Editing image uploads with Python

Ditch Photoshop: making on-the-fly edits and enhancements to images using Python.

Last week the Refresh DC community had the opportunity to listen to some of the supremely talented folks at nclud discuss their latest redesign, from concept to technical implementation. They pushed a lot of boundaries developing a highly interactive front-end, and in addition to that creative work they needed to develop some specialized functionality in WordPress to support their design without tedious content updates.

Some of these things included making edits to uploaded images on upload so they could be reused in multiple ways and to reduce the need for funky manual preprocessing. Things like resizing, blurring, and even recolorizing.

I was curious what steps would be required to implement similar functionality in Python. So with my REPL at the ready and the estimable Python Imaging Library (PIL) on my path I wrote a few lines to get us started.

Open an Image object

Tulips at night

A bed of tulips at night. Our base image.

You can open an image from a file via a file path string or a file object. For simplicty, we’ll just a file path.

import Image
flowers = Image.open("flowers.jpg")

Resizing images

Resizing images with PIL is straightforward. The resize method takes a size argument (a tuple of width and height for the new image) and an optional filter argument which dictates how PIL will scale the image.

The default filter is to use nearest neighbor scaling. Here’s the code and the result:

nearest = flowers.resize((flowers.size[0] / 2, flowers.size[1] / 2)).save(
        "flowers-half-nearest.jpg")

Half scaled image with nearest
neighbor

We can get an improvement using the ANTIALIAS scaling filter:

antialiased = flowers.resize((flowers.size[0]/2, flowers.size[1]/2),
        Image.ANTIALIAS).save("flowers-half-antialias.jpg")

Half scaled image with antialiased scaling
filter

Resizes don’t have to make the image smaller or be done proportionally of course.

squished = flowers.resize((flowers.size[0], flowers.size[1] / 2),
        Image.ANTIALIAS).save("flowers-stretch-antialias.jpg")

Vertically squished
image

Recolorizing with an overlay

The next problem is recolorizing an image. Let’s say you want to upload some images and get monochromatic copies for some purpose of your choosing.

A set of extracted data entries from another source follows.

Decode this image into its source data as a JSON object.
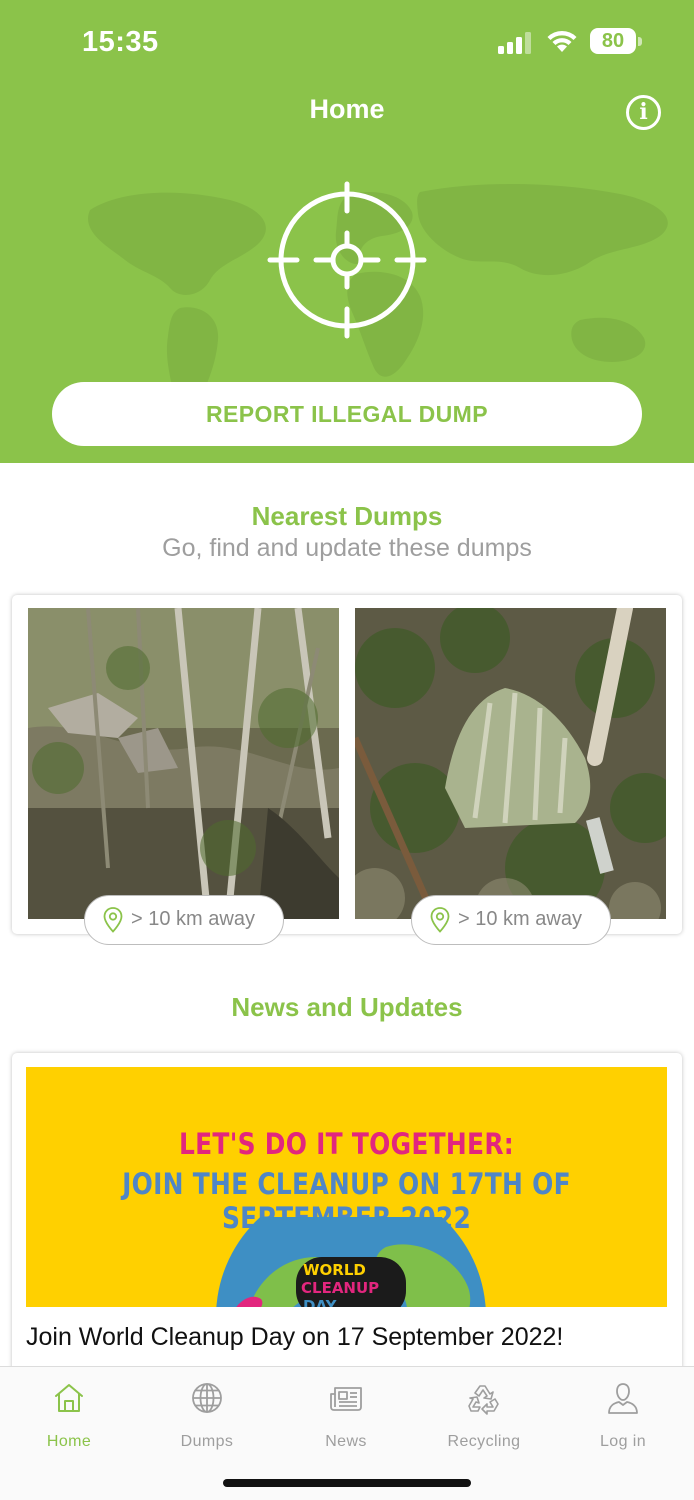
{
  "status_bar": {
    "time": "15:35",
    "battery": "80",
    "signal_icon": "cellular-signal-icon",
    "wifi_icon": "wifi-icon"
  },
  "header": {
    "title": "Home",
    "info_icon_glyph": "i",
    "target_icon": "crosshair-target-icon",
    "report_button_label": "REPORT ILLEGAL DUMP",
    "background_color": "#8bc34a"
  },
  "nearest_dumps": {
    "title": "Nearest Dumps",
    "subtitle": "Go, find and update these dumps",
    "items": [
      {
        "distance": "> 10 km away"
      },
      {
        "distance": "> 10 km away"
      }
    ]
  },
  "news": {
    "title": "News and Updates",
    "items": [
      {
        "banner_line1": "LET'S DO IT TOGETHER:",
        "banner_line2": "JOIN THE CLEANUP ON 17TH OF SEPTEMBER 2022",
        "banner_logo_text": [
          "WORLD",
          "CLEANUP",
          "DAY"
        ],
        "title": "Join World Cleanup Day on 17 September 2022!"
      }
    ]
  },
  "tabs": [
    {
      "label": "Home",
      "icon": "home-icon",
      "active": true
    },
    {
      "label": "Dumps",
      "icon": "globe-icon",
      "active": false
    },
    {
      "label": "News",
      "icon": "newspaper-icon",
      "active": false
    },
    {
      "label": "Recycling",
      "icon": "recycle-icon",
      "active": false
    },
    {
      "label": "Log in",
      "icon": "user-icon",
      "active": false
    }
  ],
  "colors": {
    "accent": "#8bc34a",
    "muted_text": "#9e9e9e",
    "banner_yellow": "#ffd000",
    "banner_pink": "#e2267e",
    "banner_blue": "#4f86c6"
  }
}
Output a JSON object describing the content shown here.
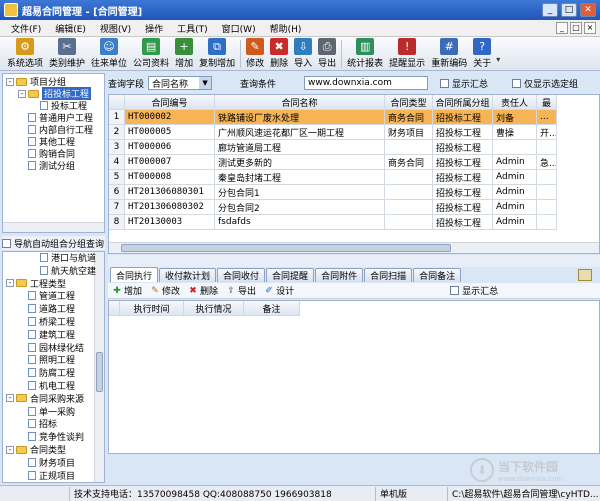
{
  "title": "超易合同管理 - [合同管理]",
  "window_buttons": [
    "_",
    "□",
    "✕"
  ],
  "menu": [
    "文件(F)",
    "编辑(E)",
    "视图(V)",
    "操作",
    "工具(T)",
    "窗口(W)",
    "帮助(H)"
  ],
  "toolbar": [
    {
      "label": "系统选项",
      "icon": "settings-icon",
      "color": "#d79a1b"
    },
    {
      "label": "类别维护",
      "icon": "tools-icon",
      "color": "#5a6f8f"
    },
    {
      "label": "往来单位",
      "icon": "contacts-icon",
      "color": "#3c7fc9"
    },
    {
      "label": "公司资料",
      "icon": "company-icon",
      "color": "#2e9a4a"
    },
    {
      "label": "增加",
      "icon": "add-user-icon",
      "color": "#3a8f3a"
    },
    {
      "label": "复制增加",
      "icon": "copy-icon",
      "color": "#2f6ec7"
    },
    {
      "label": "修改",
      "icon": "edit-icon",
      "color": "#d05a1c"
    },
    {
      "label": "删除",
      "icon": "delete-icon",
      "color": "#cc2a2a"
    },
    {
      "label": "导入",
      "icon": "import-icon",
      "color": "#2e7dbf"
    },
    {
      "label": "导出",
      "icon": "export-icon",
      "color": "#5e6670"
    },
    {
      "label": "统计报表",
      "icon": "report-icon",
      "color": "#2f8f5b"
    },
    {
      "label": "提醒显示",
      "icon": "reminder-icon",
      "color": "#b82c2c"
    },
    {
      "label": "重新编码",
      "icon": "recode-icon",
      "color": "#3c6cb8"
    },
    {
      "label": "关于",
      "icon": "help-icon",
      "color": "#2f67c4"
    }
  ],
  "tree1": [
    {
      "label": "项目分组",
      "level": 0,
      "type": "folder",
      "toggle": "-"
    },
    {
      "label": "招投标工程",
      "level": 1,
      "type": "folder",
      "toggle": "-",
      "selected": true
    },
    {
      "label": "投标工程",
      "level": 2,
      "type": "doc"
    },
    {
      "label": "普通用户工程",
      "level": 1,
      "type": "doc"
    },
    {
      "label": "内部自行工程",
      "level": 1,
      "type": "doc"
    },
    {
      "label": "其他工程",
      "level": 1,
      "type": "doc"
    },
    {
      "label": "购销合同",
      "level": 1,
      "type": "doc"
    },
    {
      "label": "测试分组",
      "level": 1,
      "type": "doc"
    }
  ],
  "query_group_label": "导航自动组合分组查询",
  "tree2": [
    {
      "label": "港口与航道",
      "level": 2,
      "type": "doc"
    },
    {
      "label": "航天航空建",
      "level": 2,
      "type": "doc"
    },
    {
      "label": "工程类型",
      "level": 0,
      "type": "folder",
      "toggle": "-"
    },
    {
      "label": "管道工程",
      "level": 1,
      "type": "doc"
    },
    {
      "label": "道路工程",
      "level": 1,
      "type": "doc"
    },
    {
      "label": "桥梁工程",
      "level": 1,
      "type": "doc"
    },
    {
      "label": "建筑工程",
      "level": 1,
      "type": "doc"
    },
    {
      "label": "园林绿化结",
      "level": 1,
      "type": "doc"
    },
    {
      "label": "照明工程",
      "level": 1,
      "type": "doc"
    },
    {
      "label": "防腐工程",
      "level": 1,
      "type": "doc"
    },
    {
      "label": "机电工程",
      "level": 1,
      "type": "doc"
    },
    {
      "label": "合同采购来源",
      "level": 0,
      "type": "folder",
      "toggle": "-"
    },
    {
      "label": "单一采购",
      "level": 1,
      "type": "doc"
    },
    {
      "label": "招标",
      "level": 1,
      "type": "doc"
    },
    {
      "label": "竞争性谈判",
      "level": 1,
      "type": "doc"
    },
    {
      "label": "合同类型",
      "level": 0,
      "type": "folder",
      "toggle": "-"
    },
    {
      "label": "财务项目",
      "level": 1,
      "type": "doc"
    },
    {
      "label": "正规项目",
      "level": 1,
      "type": "doc"
    }
  ],
  "query": {
    "field_label": "查询字段",
    "field_value": "合同名称",
    "condition_label": "查询条件",
    "condition_value": "www.downxia.com",
    "summary_label": "显示汇总",
    "selected_only_label": "仅显示选定组"
  },
  "grid": {
    "columns": [
      "合同编号",
      "合同名称",
      "合同类型",
      "合同所属分组",
      "责任人",
      "最"
    ],
    "rows": [
      {
        "num": "1",
        "code": "HT000002",
        "name": "铁路铺设厂废水处理",
        "type": "商务合同",
        "group": "招投标工程",
        "owner": "刘备",
        "extra": "..."
      },
      {
        "num": "2",
        "code": "HT000005",
        "name": "广州顺风速运花都厂区一期工程",
        "type": "财务项目",
        "group": "招投标工程",
        "owner": "曹操",
        "extra": "开..."
      },
      {
        "num": "3",
        "code": "HT000006",
        "name": "廊坊管道局工程",
        "type": "",
        "group": "招投标工程",
        "owner": "",
        "extra": ""
      },
      {
        "num": "4",
        "code": "HT000007",
        "name": "测试更多新的",
        "type": "商务合同",
        "group": "招投标工程",
        "owner": "Admin",
        "extra": "急..."
      },
      {
        "num": "5",
        "code": "HT000008",
        "name": "秦皇岛封堵工程",
        "type": "",
        "group": "招投标工程",
        "owner": "Admin",
        "extra": ""
      },
      {
        "num": "6",
        "code": "HT201306080301",
        "name": "分包合同1",
        "type": "",
        "group": "招投标工程",
        "owner": "Admin",
        "extra": ""
      },
      {
        "num": "7",
        "code": "HT201306080302",
        "name": "分包合同2",
        "type": "",
        "group": "招投标工程",
        "owner": "Admin",
        "extra": ""
      },
      {
        "num": "8",
        "code": "HT20130003",
        "name": "fsdafds",
        "type": "",
        "group": "招投标工程",
        "owner": "Admin",
        "extra": ""
      }
    ]
  },
  "tabs": [
    "合同执行",
    "收付款计划",
    "合同收付",
    "合同提醒",
    "合同附件",
    "合同扫描",
    "合同备注"
  ],
  "sub_toolbar": {
    "add": "增加",
    "edit": "修改",
    "delete": "删除",
    "export": "导出",
    "design": "设计",
    "summary": "显示汇总"
  },
  "sub_grid_columns": [
    "执行时间",
    "执行情况",
    "备注"
  ],
  "status": {
    "support": "技术支持电话：13570098458 QQ:408088750 1966903818",
    "mode": "单机版",
    "path": "C:\\超易软件\\超易合同管理\\cyHTD..."
  },
  "watermark": {
    "name": "当下软件园",
    "url": "www.downxia.com"
  }
}
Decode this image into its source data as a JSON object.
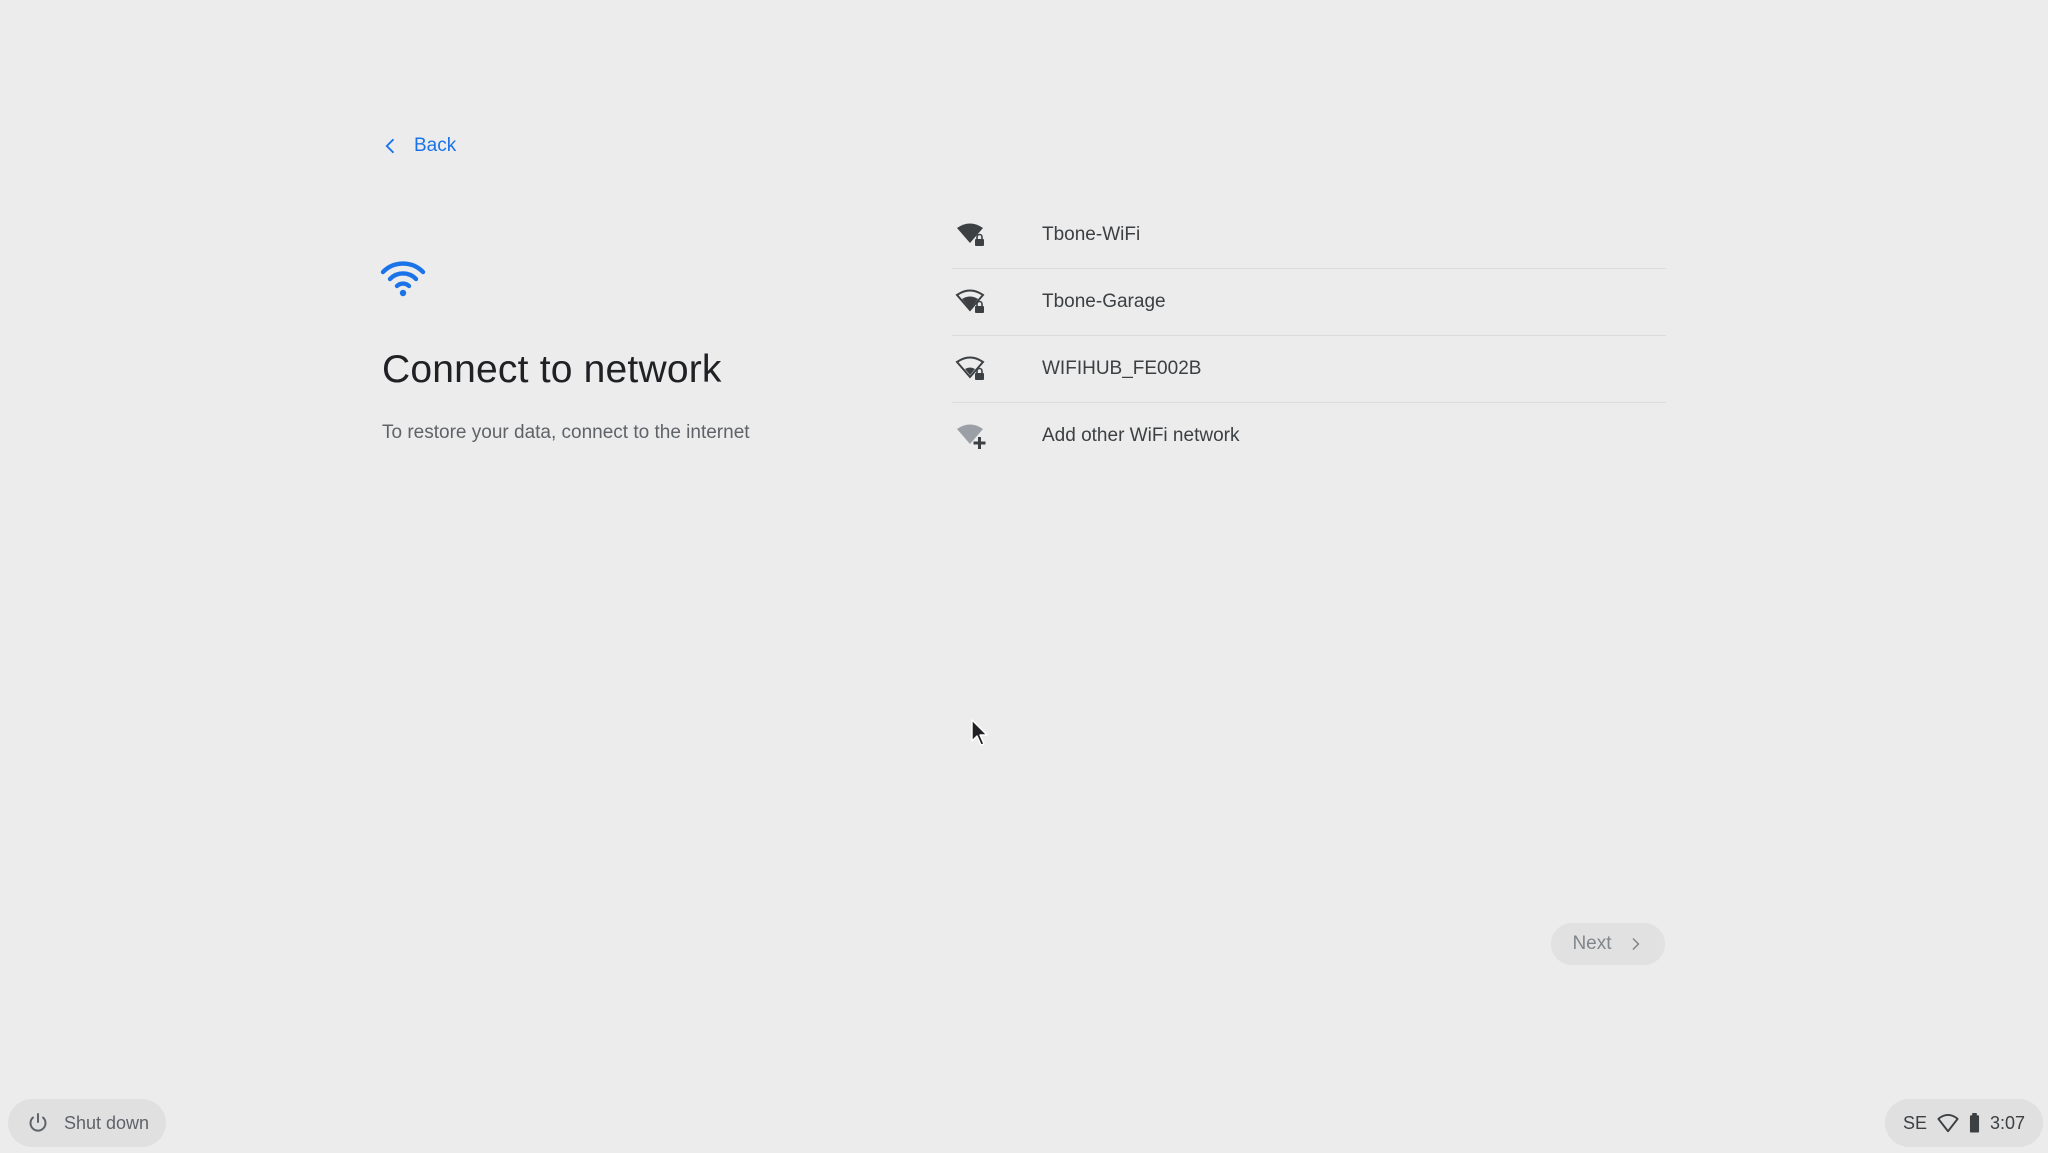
{
  "header": {
    "back_label": "Back"
  },
  "main": {
    "title": "Connect to network",
    "subtitle": "To restore your data, connect to the internet"
  },
  "networks": [
    {
      "label": "Tbone-WiFi",
      "icon": "wifi-secured-icon"
    },
    {
      "label": "Tbone-Garage",
      "icon": "wifi-secured-icon"
    },
    {
      "label": "WIFIHUB_FE002B",
      "icon": "wifi-secured-icon"
    },
    {
      "label": "Add other WiFi network",
      "icon": "wifi-add-icon"
    }
  ],
  "footer": {
    "next_label": "Next",
    "shutdown_label": "Shut down"
  },
  "tray": {
    "locale": "SE",
    "time": "3:07"
  },
  "colors": {
    "accent": "#1a73e8",
    "background": "#ececec"
  }
}
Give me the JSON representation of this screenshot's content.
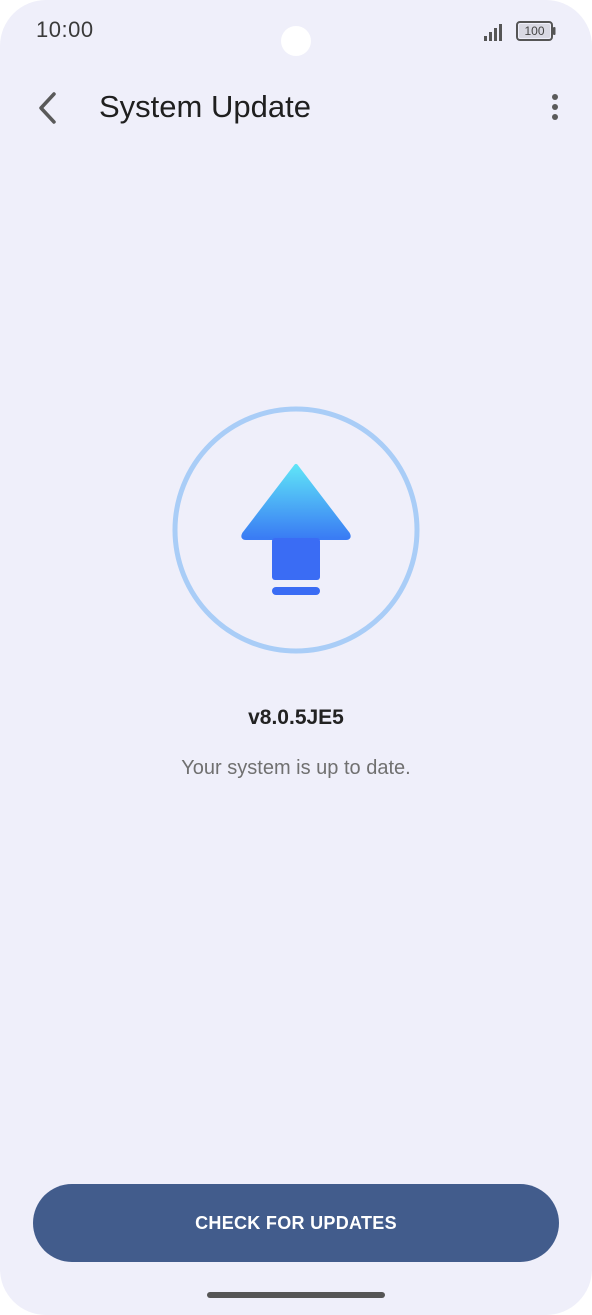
{
  "status_bar": {
    "time": "10:00",
    "battery_level": "100",
    "signal_icon": "signal-bars-icon",
    "battery_icon": "battery-icon"
  },
  "app_bar": {
    "back_icon": "chevron-left-icon",
    "title": "System Update",
    "more_icon": "more-vertical-icon"
  },
  "main": {
    "illustration_icon": "upload-arrow-icon",
    "version": "v8.0.5JE5",
    "status_message": "Your system is up to date."
  },
  "footer": {
    "check_button_label": "CHECK FOR UPDATES"
  },
  "colors": {
    "background": "#efeffa",
    "button": "#425c8c",
    "ring": "#a9cdf7",
    "arrow_top": "#5fe3f7",
    "arrow_bottom": "#3a6cf4"
  }
}
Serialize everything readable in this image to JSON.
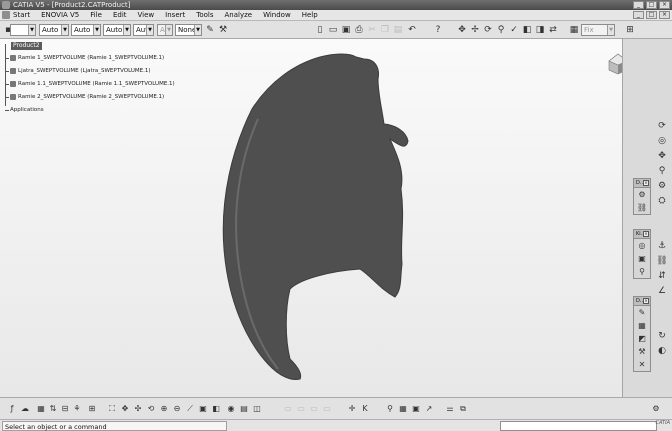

The first way I thought about doing this was to strip all color from the base image and then use a single color layer with an alpha value. Kind of like holding a colored transparency sheet over a black and white photo.

This 3-line function creates a single color layer and returns a composite image by blending that single color layer with the base layer.

To return an image with a dark blue color scheme, we’ll specify a dark blue using its hex code and set an alpha value:

overlay = image_overlay(im, color="#0000CC", alpha=0.3)

And we’ll get this result. Note that the image quality will partially depend on the file type you choose for export. This file is in PNG format; the result was noticeably superior to the resulting JPEG.

Blue flowers via an
overlay

Explicitly recolorizing images

The previous method works, but it feels a bit too hackish. What if we could more direcly change the color balance of the source image, instead of mucking about with layers?

PIL ships with the ImageOps module, from which the colorize function will prove helpful. This function replaces black and white pixel values with the colors we specify. The base image must be a grayscale image, in “L” mode, so we’ll make it grayscale first.

Picking a couple values of blue with our function like so:

recolorized = image_recolorize(im,
        black="#000066", white="#9999CC")

Results in this image.

Blue flowers via color
replacement

Obviously we need to do some more work to figure out which colors to use in both examples to get a closer match. However it doesn’t appear like there’s much lost in the way of brightness or contrast by using the overlay method, so if you want a monochromatic image, the overlay method is probably the best way to get the desired result without too much color testing.

It’s all a blur

Now what if we want to blur an image? This might be helpful for indicating perspective or beer goggles. For this we’ll use PIL’s ImageFilter module.

import ImageFilter
blurred = flowers.filter(ImageFilter.BLUR)

And here’s our basic blurred image:

Flowers blurred with default ImageFilter
blur

Now with a Gaussian blur:

blurred = flowers.filter(ImageFilter.GaussianBlur)

Flowers blurred with the built in Gaussian
blur

In PIL version 1.1.5 the Gaussian blur filter has a hard coded radius value, but there’s an easy work around:

Now we can set an aggressive blur radius:

blurred = flowers.filter(MyGaussianBlur(radius=10))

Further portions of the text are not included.